Sterling fell to a one-week low, hurt by month-end selling and polls showing support for those who want Britain to leave the European Union is rising.

A telephone poll conducted by polling firm ICM showed 45% of respondents favoured leaving the EU compared with 42% who said they would vote to stay in the bloc.

A separate weekly online poll by ICM published simultaneously showed voters favoured Britain leaving the EU by 47% to 44%.

Last week's ICM poll put the two camps neck and neck at 45% percent.

"The latest polls have hit sentiment and are driving down sterling," said a spot trader in London.

Both polls came after an ORB poll for the Daily Telegraph showed support for Britain to stay in the EU was at 51%, five points ahead of the leave camp but down from a 13-point lead a week ago.

Sterling fell almost a whole US cent after the polls were released, to $1.4547, from $1.4640 beforehand and down 0.7% on the day.

The euro rose to a one-week high, trading at 76.72 pence, up 0.8% on the day, with volumes picking up after yesterday’s bank holiday in the UK.

The latest polls came after a series of surveys last week showed the "Remain" camp opening up a lead over those favouring Brexit.

The pound climbed to its highest in three-and-a-half months against the euro and a three-week high against the dollar.

"Direction (for the pound) will continue to come from polling data and the dollar over the next 24 hours," said Tobias Davis, head of corporate treasury sales at Western Union.

The dollar was on track for its best monthly performance against a basket of currencies in six months.
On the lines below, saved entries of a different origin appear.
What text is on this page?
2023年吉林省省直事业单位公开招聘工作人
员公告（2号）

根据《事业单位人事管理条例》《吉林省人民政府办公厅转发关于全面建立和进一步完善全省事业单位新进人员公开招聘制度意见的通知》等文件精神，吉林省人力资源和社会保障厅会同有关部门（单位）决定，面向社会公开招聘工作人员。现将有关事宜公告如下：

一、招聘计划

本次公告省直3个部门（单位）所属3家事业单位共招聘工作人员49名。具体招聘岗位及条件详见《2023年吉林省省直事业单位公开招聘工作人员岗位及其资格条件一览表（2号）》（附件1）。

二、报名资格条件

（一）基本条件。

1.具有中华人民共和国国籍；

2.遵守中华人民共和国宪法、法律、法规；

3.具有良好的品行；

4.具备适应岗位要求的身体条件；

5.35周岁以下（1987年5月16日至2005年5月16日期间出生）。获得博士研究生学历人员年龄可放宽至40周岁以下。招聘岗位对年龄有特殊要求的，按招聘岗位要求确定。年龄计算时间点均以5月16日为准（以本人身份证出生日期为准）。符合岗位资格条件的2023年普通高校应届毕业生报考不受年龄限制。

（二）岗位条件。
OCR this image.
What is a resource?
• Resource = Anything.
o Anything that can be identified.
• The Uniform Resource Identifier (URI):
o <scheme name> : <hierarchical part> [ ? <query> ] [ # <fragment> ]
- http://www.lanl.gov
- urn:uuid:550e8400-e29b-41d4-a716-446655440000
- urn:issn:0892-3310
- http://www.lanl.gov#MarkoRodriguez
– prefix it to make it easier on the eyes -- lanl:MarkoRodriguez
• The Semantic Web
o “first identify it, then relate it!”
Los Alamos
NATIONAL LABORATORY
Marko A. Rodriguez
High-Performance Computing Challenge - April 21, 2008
It was buoyed by expectations that the Federal Reserve will raise interest rates soon, after Fed Chair Janet Yellen suggested on Friday rates may go up in coming months.

Many doubt the Fed will raise interest rates in June, given the uncertainty from the British referendum. Fed officials have flagged it as a risk factor with a potential exit likely to have an impact on global growth and trade.

Worries about Brexit drove the pound down 11% on a trade-weighted basis between mid-November and early April, when it hit a two-and-a-half year low.

But it has since recovered around half that as investors price out chances of an interest rate cut that some were factoring in if Britain opted to leave.